In case of the pendency of any receivership, insolvency, liquidation, bankruptcy,
reorganization, arrangement, adjustment, composition or other judicial proceeding relative to the
Company or, if applicable, the Guarantor or any other obligor upon the Securities, their property
or their creditors, the Trustee (irrespective of whether the principal of the Securities shall then
be due and payable as therein expressed or by declaration or otherwise and irrespective of whether
the Trustee shall have made any demand on the Company or, if applicable, the Guarantor for the
payment of overdue principal or interest) shall be entitled and empowered, by intervention in such
proceeding or otherwise,
(i) to file and prove a claim for the whole amount of principal (and premium, if any)
and interest owing and unpaid in respect of the Securities and to file such other papers or
documents as may be necessary or advisable in order to have the claims of the Trustee
(including any claim for the reasonable compensation, expenses, disbursements and advances
of the Trustee, its agents and counsel) and of the Holders allowed in such judicial
proceeding, and
(ii) to collect and receive any moneys or other property payable or deliverable on any
such claims and to distribute the same;
and any custodian, receiver, assignee, trustee, liquidator, sequestrator or other similar official
in any such judicial proceeding is hereby authorized by each Holder to make such payments to the
Trustee and, if the Trustee shall consent to the making of such payments directly to the Holders,
to pay to the Trustee any amount due it for the reasonable compensation, expenses, disbursements
and advances of the Trustee, its agents and counsel, and any other amounts due the Trustee under
Section 6.7.
No provision of this Indenture shall be deemed to authorize the Trustee to authorize or
consent to or accept or adopt on behalf of any Holder any plan of reorganization, compromise,
arrangement, adjustment or composition affecting the Securities or, if applicable, the Guarantee or
the rights of any Holder thereof or to authorize the Trustee to vote in respect of the claim of any
Holder in any such proceeding; provided, however, that the Trustee may, on behalf of the Holders,
vote for the election of a trustee in bankruptcy or similar official and be a member of a
creditors’ or other similar committee.
Section 5.5. Trustee May Enforce Claims Without Possession of Securities.
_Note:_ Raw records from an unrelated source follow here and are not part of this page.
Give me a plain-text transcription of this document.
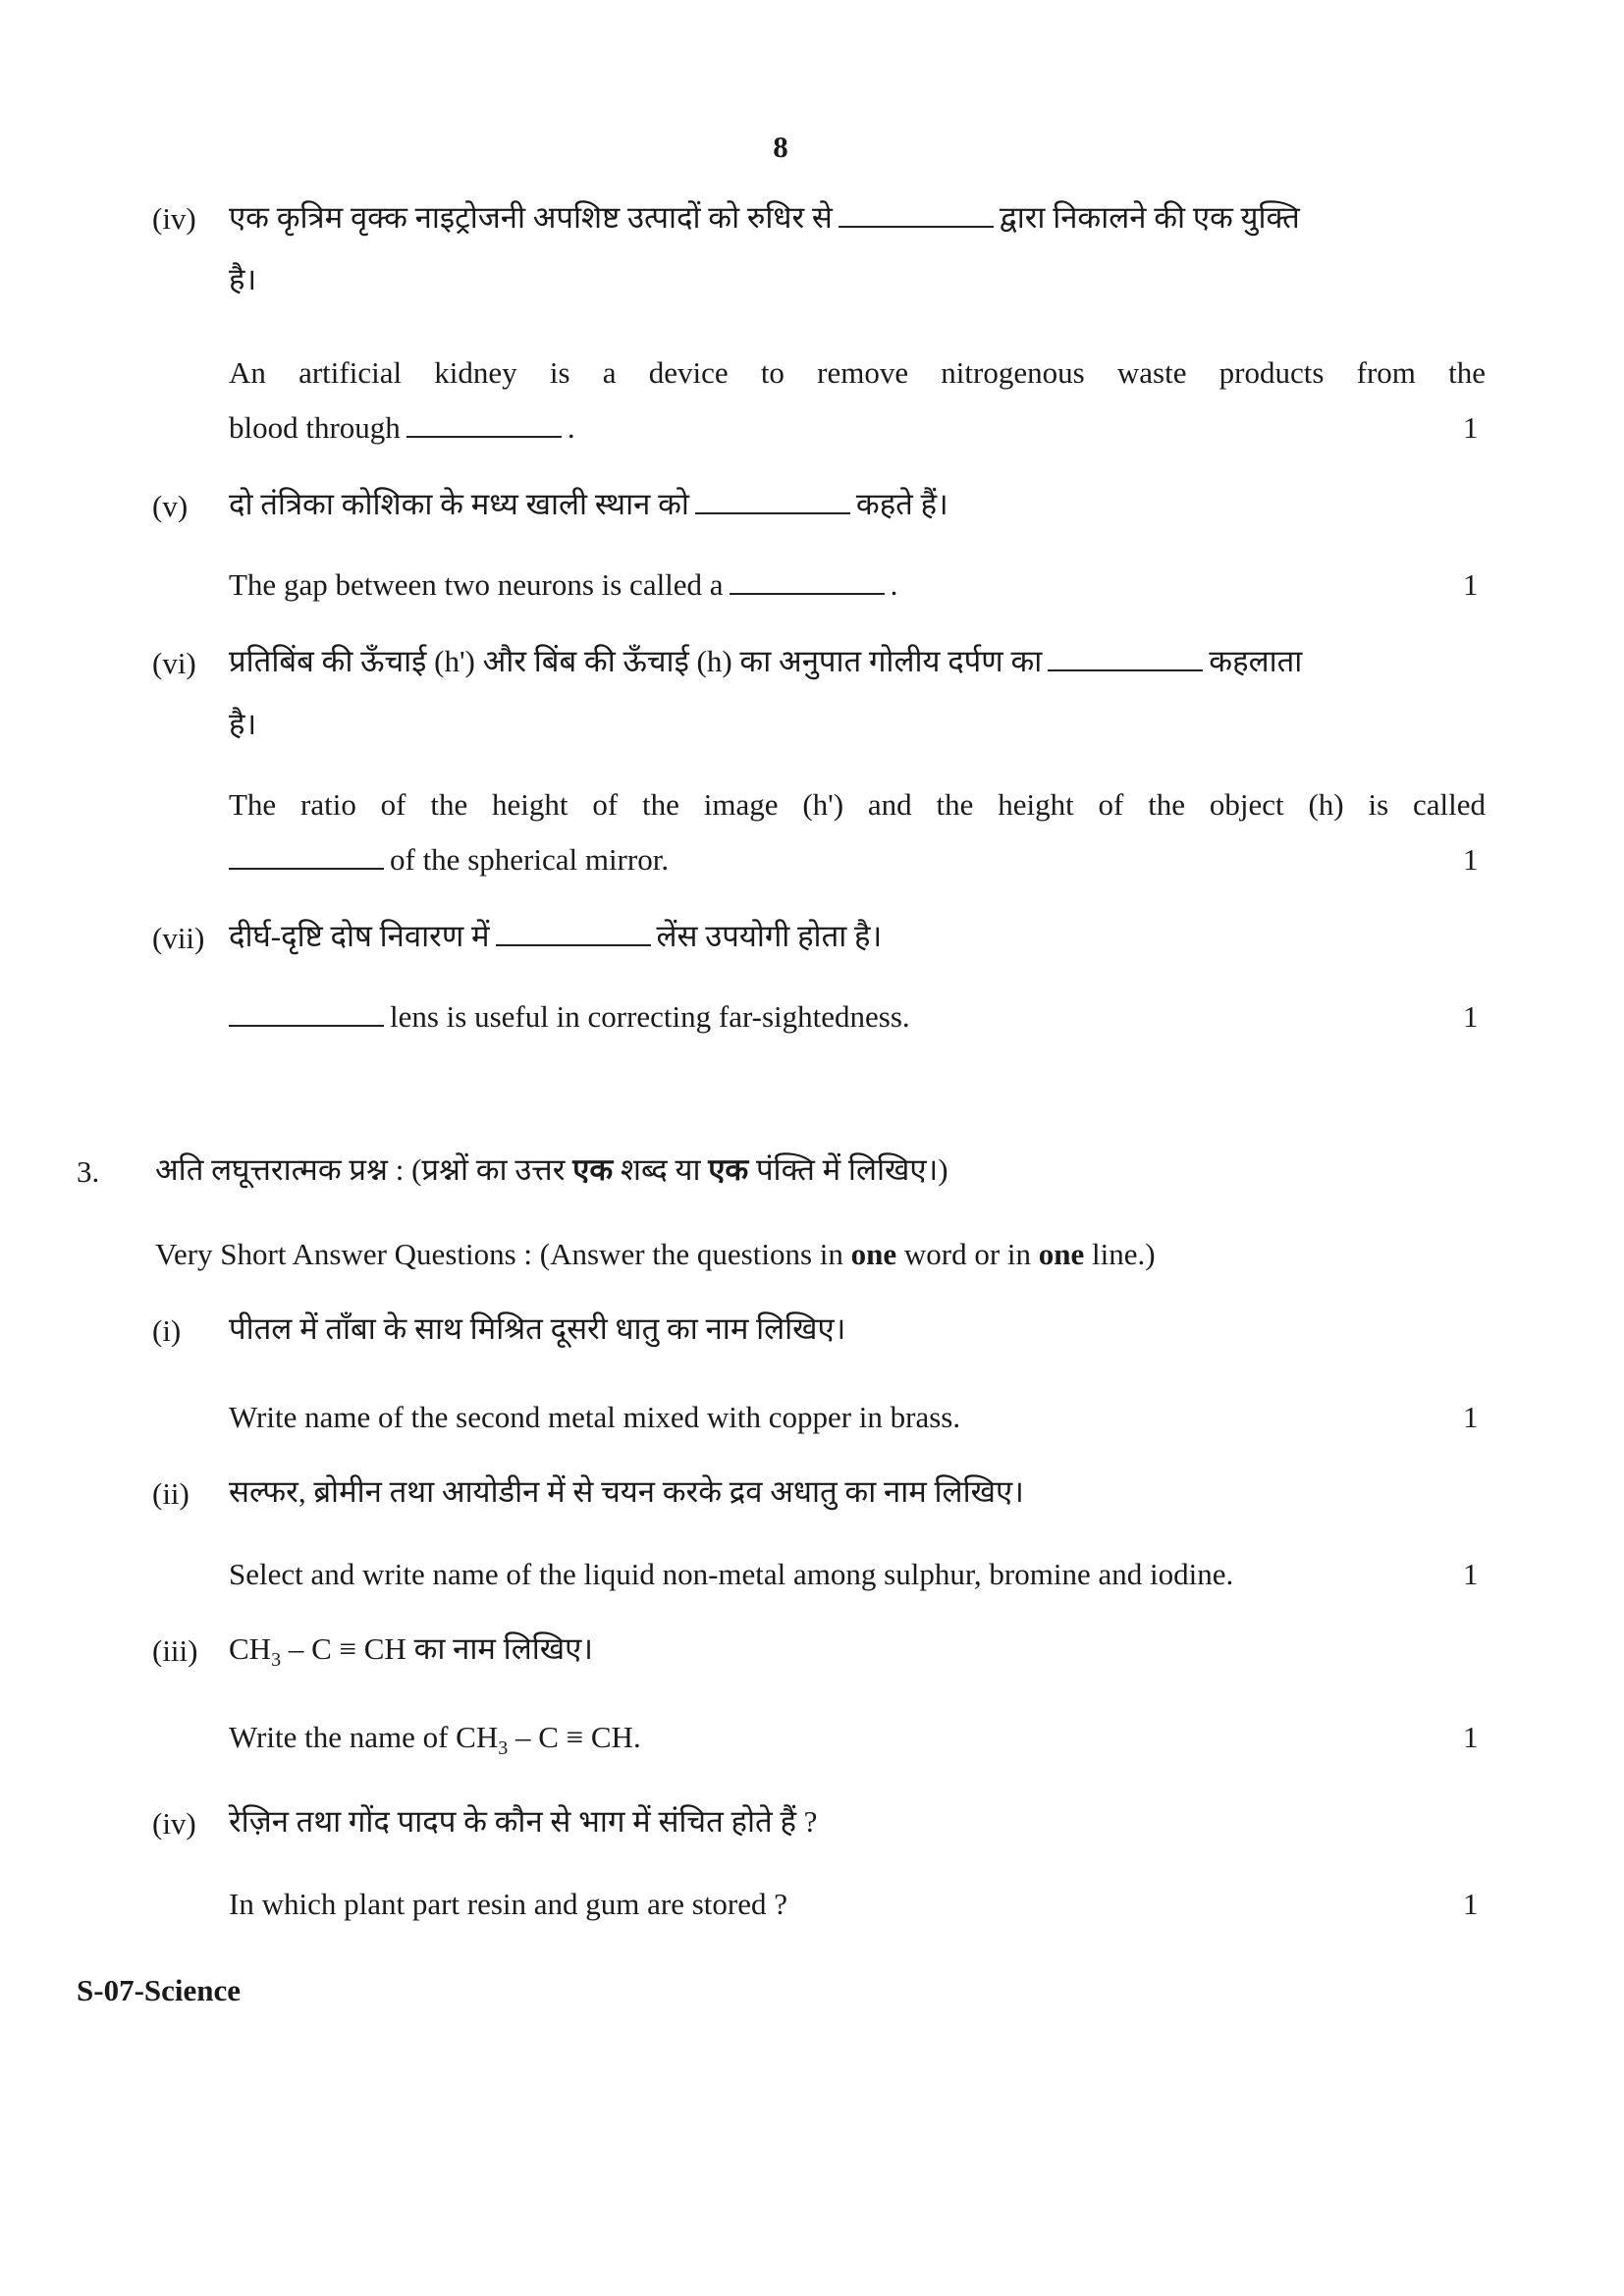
8
(iv) एक कृत्रिम वृक्क नाइट्रोजनी अपशिष्ट उत्पादों को रुधिर से	द्वारा निकालने की एक युक्ति
है।
An artificial kidney is a device to remove nitrogenous waste products from the
blood through	.	1
(v) दो तंत्रिका कोशिका के मध्य खाली स्थान को	कहते हैं।
The gap between two neurons is called a	.	1
(vi) प्रतिबिंब की ऊँचाई (h') और बिंब की ऊँचाई (h) का अनुपात गोलीय दर्पण का	कहलाता
है।
The ratio of the height of the image (h') and the height of the object (h) is called
of the spherical mirror.	1
(vii) दीर्घ-दृष्टि दोष निवारण में	लेंस उपयोगी होता है।
lens is useful in correcting far-sightedness.	1
3. अति लघूत्तरात्मक प्रश्न : (प्रश्नों का उत्तर एक शब्द या एक पंक्ति में लिखिए।)
Very Short Answer Questions : (Answer the questions in one word or in one line.)
(i) पीतल में ताँबा के साथ मिश्रित दूसरी धातु का नाम लिखिए।
Write name of the second metal mixed with copper in brass.	1
(ii) सल्फर, ब्रोमीन तथा आयोडीन में से चयन करके द्रव अधातु का नाम लिखिए।
Select and write name of the liquid non-metal among sulphur, bromine and iodine.	1
(iii) $CH_3$ – C ≡ CH का नाम लिखिए।
Write the name of $CH_3$ – C ≡ CH.	1
(iv) रेज़िन तथा गोंद पादप के कौन से भाग में संचित होते हैं ?
In which plant part resin and gum are stored ?	1
S-07-Science
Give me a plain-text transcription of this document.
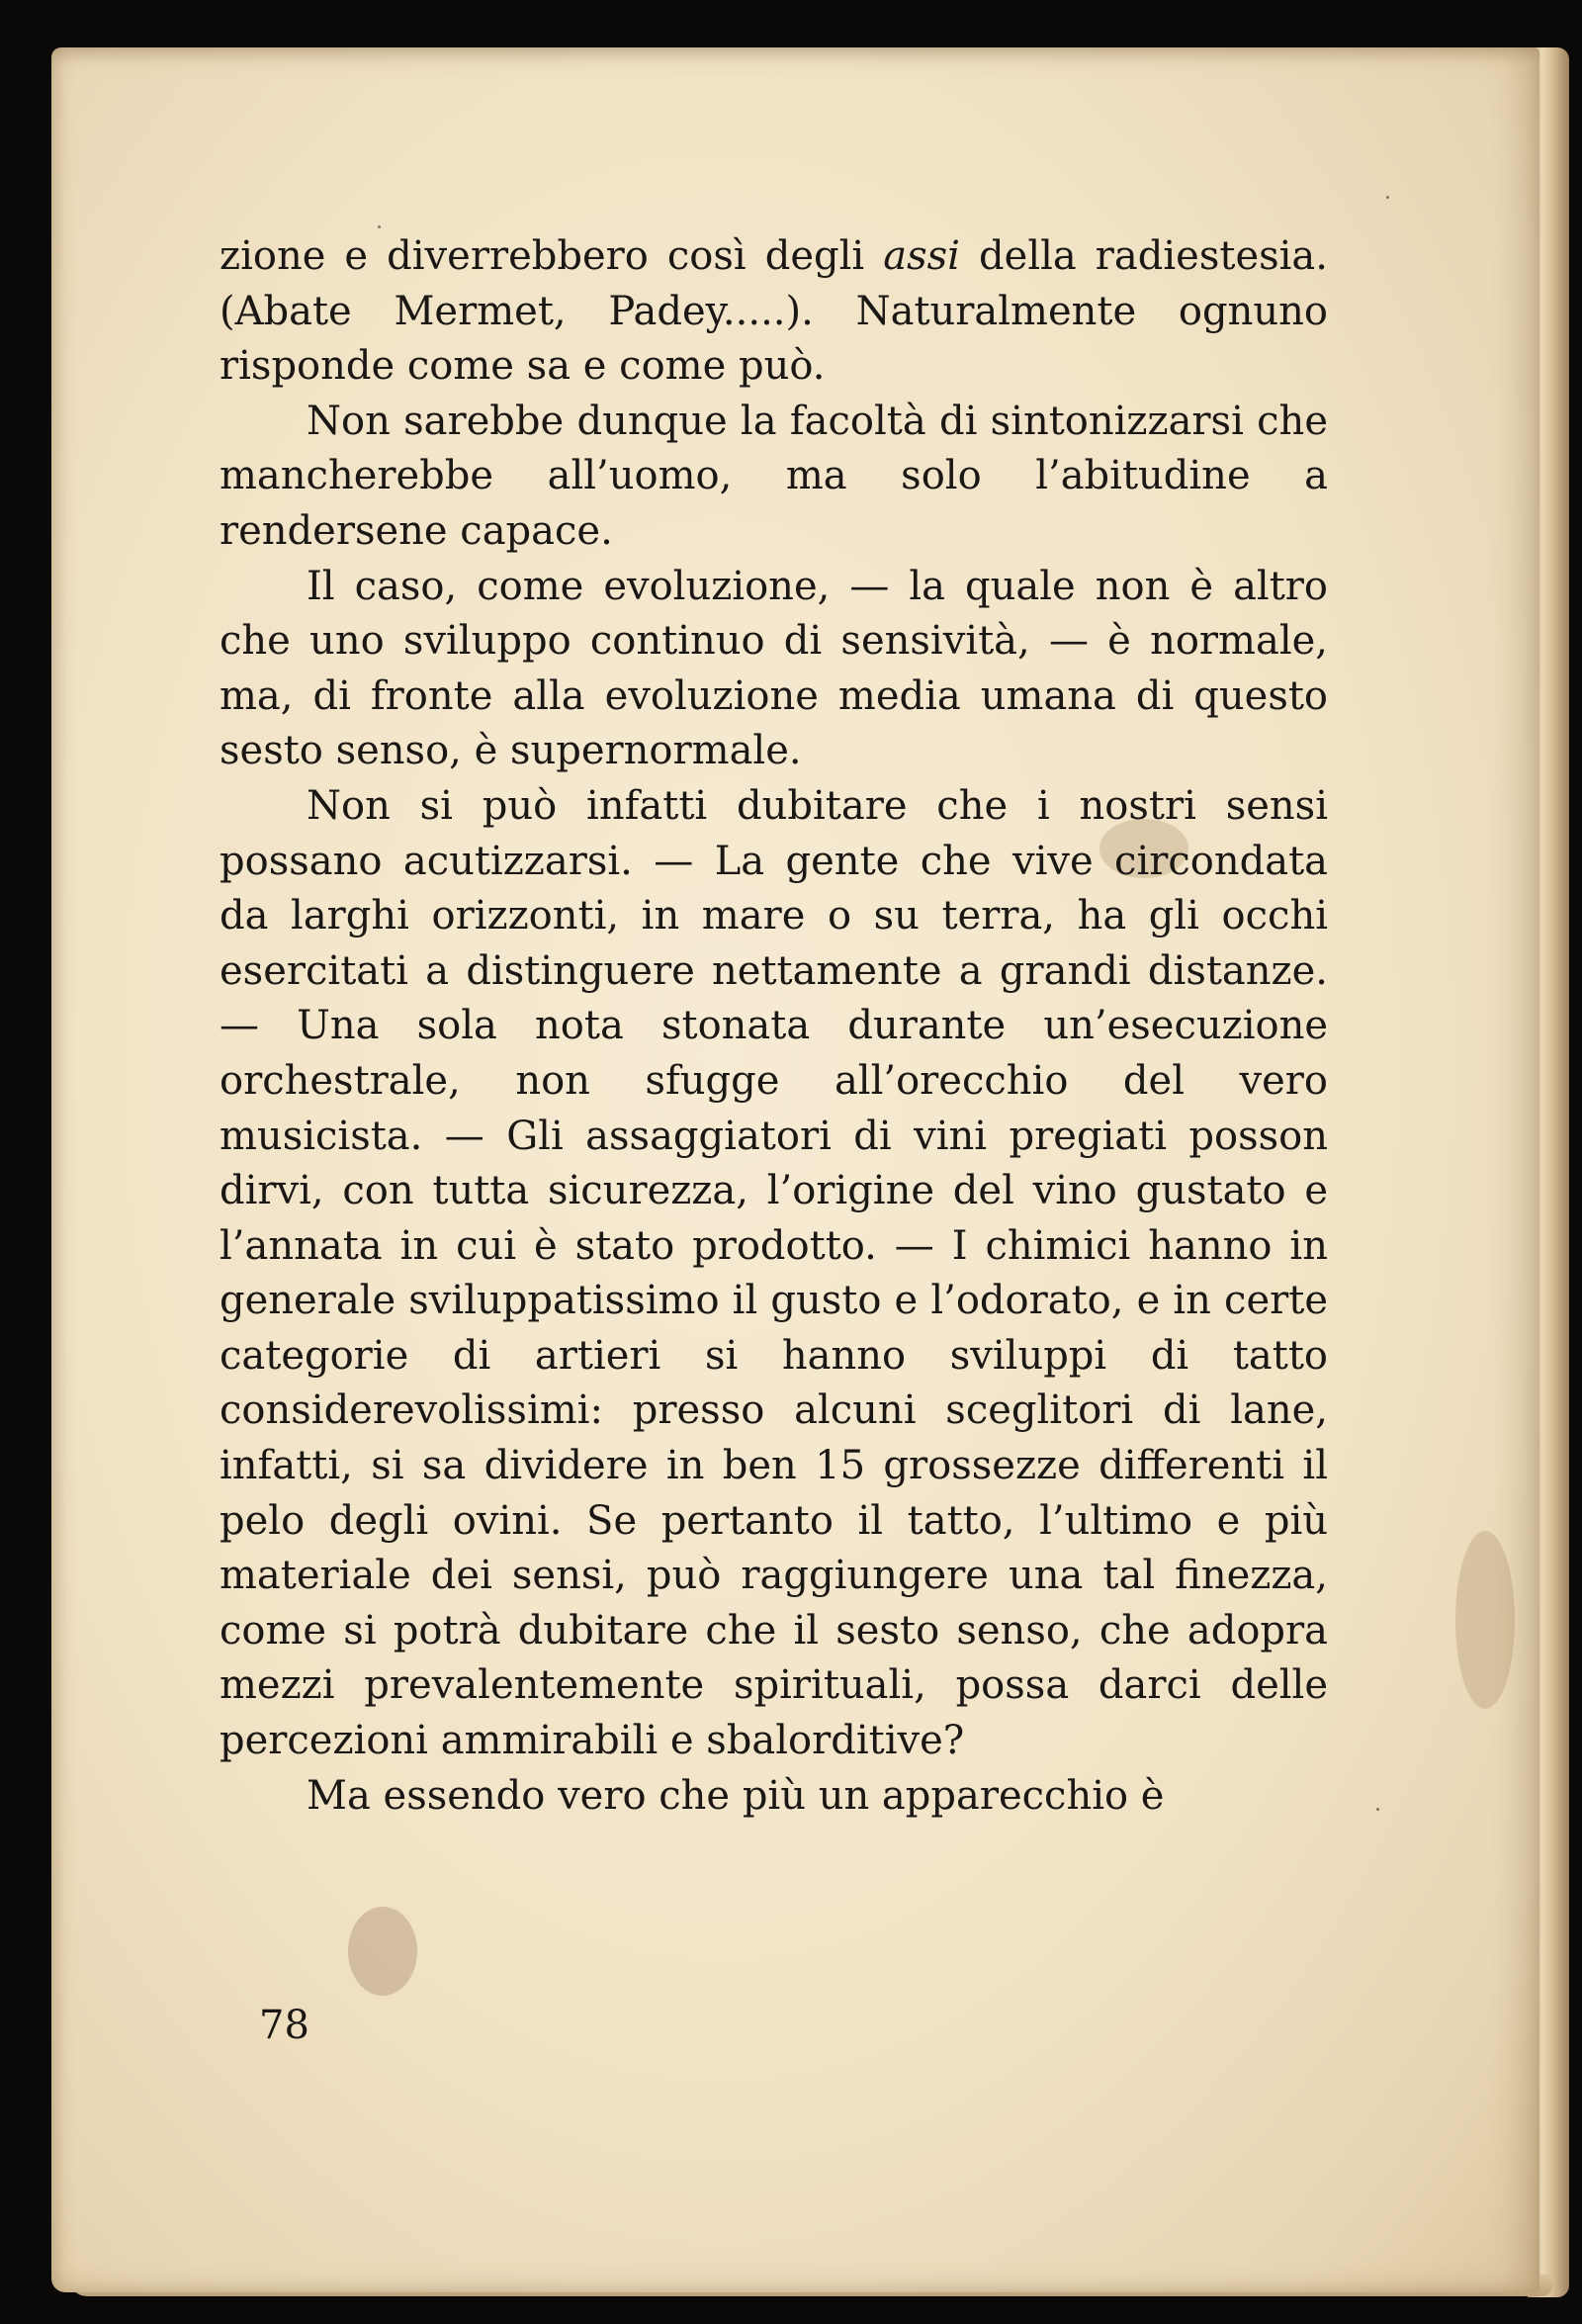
zione e diverrebbero così degli assi della radiestesia. (Abate Mermet, Padey.....). Naturalmente ognuno risponde come sa e come può.

Non sarebbe dunque la facoltà di sintonizzarsi che mancherebbe all’uomo, ma solo l’abitudine a rendersene capace.

Il caso, come evoluzione, — la quale non è altro che uno sviluppo continuo di sensività, — è normale, ma, di fronte alla evoluzione media umana di questo sesto senso, è supernormale.

Non si può infatti dubitare che i nostri sensi possano acutizzarsi. — La gente che vive circondata da larghi orizzonti, in mare o su terra, ha gli occhi esercitati a distinguere nettamente a grandi distanze. — Una sola nota stonata durante un’esecuzione orchestrale, non sfugge all’orecchio del vero musicista. — Gli assaggiatori di vini pregiati posson dirvi, con tutta sicurezza, l’origine del vino gustato e l’annata in cui è stato prodotto. — I chimici hanno in generale sviluppatissimo il gusto e l’odorato, e in certe categorie di artieri si hanno sviluppi di tatto considerevolissimi: presso alcuni sceglitori di lane, infatti, si sa dividere in ben 15 grossezze differenti il pelo degli ovini. Se pertanto il tatto, l’ultimo e più materiale dei sensi, può raggiungere una tal finezza, come si potrà dubitare che il sesto senso, che adopra mezzi prevalentemente spirituali, possa darci delle percezioni ammirabili e sbalorditive?

Ma essendo vero che più un apparecchio è

78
All rights of action and claims under this Indenture or the Securities may be prosecuted and
enforced by the Trustee without the possession of any of the Securities or the production thereof
in any proceeding relating thereto, and any such proceeding instituted by the Trustee shall be
brought in its own name as trustee of an express trust, and any recovery of judgment shall, after
provision for the payment of the reasonable compensation, expenses, disbursements and advances of
the Trustee, its agents and counsel, be for the ratable benefit of the Holders of the Securities in
respect of which such judgment has been recovered.
Section 5.6. Application of Money Collected.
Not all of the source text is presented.